A pressing concern that requires immediate attention and action. With South Africa ranking highest in the global study on mental health distress, individuals, communities, and government entities must come together to address this crisis.
Did you know that in a study of nearly 500 000 people across 64 countries, South Africans were ranked with the highest percentage of the population who are distressed or struggling with their mental health?
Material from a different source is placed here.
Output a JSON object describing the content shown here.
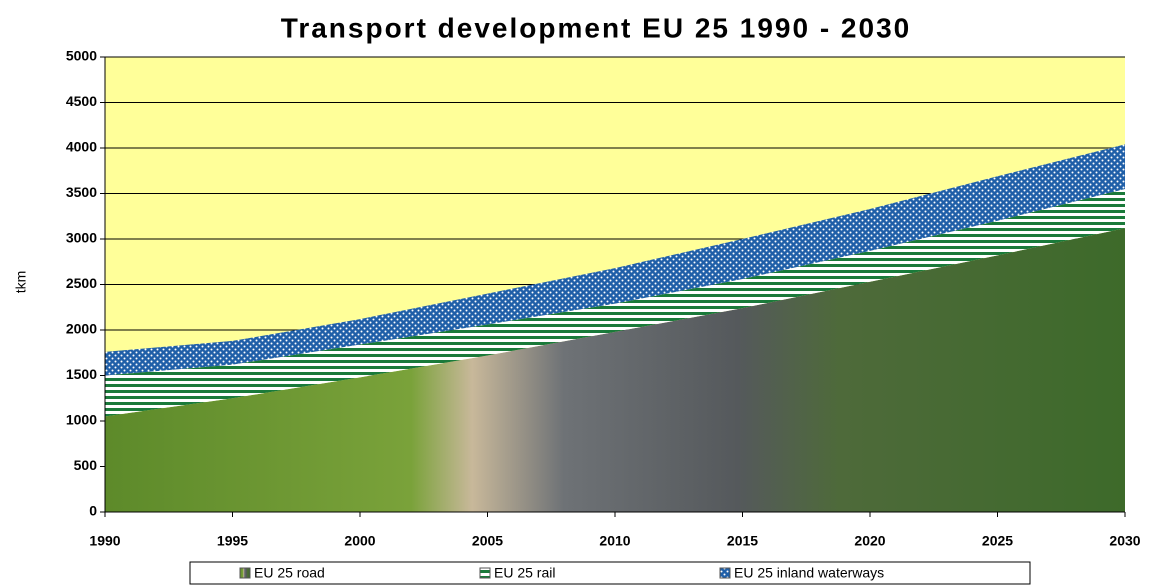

As South Africa grapples with the prevalence of mental health issues such as depression and schizophrenia, it is clear that the Covid-19 lockdowns of 2020 have played a role in exacerbating these conditions.
Social isolation has had a profound impact on the mental well-being of individuals, leading to an increased need for support and awareness.
The recent study conducted by the Wits/Medical Research Council Developmental Pathways for Health Research Unit (DPHRU) sheds light on the extent of the problem. With over a quarter of South Africans experiencing probable depression, it is evident that urgent action is required.
Surprisingly, the study challenges the commonly held belief that individuals in economically disadvantaged rural settings are more susceptible to mental health issues.
It reveals that young adults in metropolitan areas exhibit higher levels of depression compared to their rural counterparts. Furthermore, the Northern Cape, despite being predominantly rural, has the highest rates of probable depression and anxiety.
In the past few years, we've seen advances in the methodology of diagnosis, which have increased mental health services, according to Moustafa Kamel, the Medical Affairs Director at Janssen South Africa.
“We mustn't forget that mental health is a disease. Commonly the perception is that environmental factors which activate the disease, and, while that may sometimes be the case, it's a lot more complex than that.”
According to the World Health Organisation (WHO), mental health conditions are increasing worldwide. The fact that mental health problems are on the rise is largely believed by some to be a myth.
The lack of data and increased self-reporting were seen as contributing to the mythical epidemic of mental illness, which was still difficult to quantify before Covid-19.
Depression, for example, is a progressive disease. Patients may confine themselves to their rooms, not engage with others, and occupy themselves with pessimistic thoughts.
If not treated, depression could progress to a severe stage, in which patients completely isolate themselves, and ultimately engage in suicidal ideation.
“Offering comforting information that counselling can take place both in psychological as well as psychiatric realms, these options will see to both the mental and medical needs of the patient.
“If counselling achieves the desired ends, then treatment starts and ends there, but if the condition has a medical component, it's important to know that established pharmaceutical options exist,” said Kamel.
However, intervention is frequently necessary. When people are depressed, they feel helpless, and often won't consider the option of reaching out to others. Awareness is key here.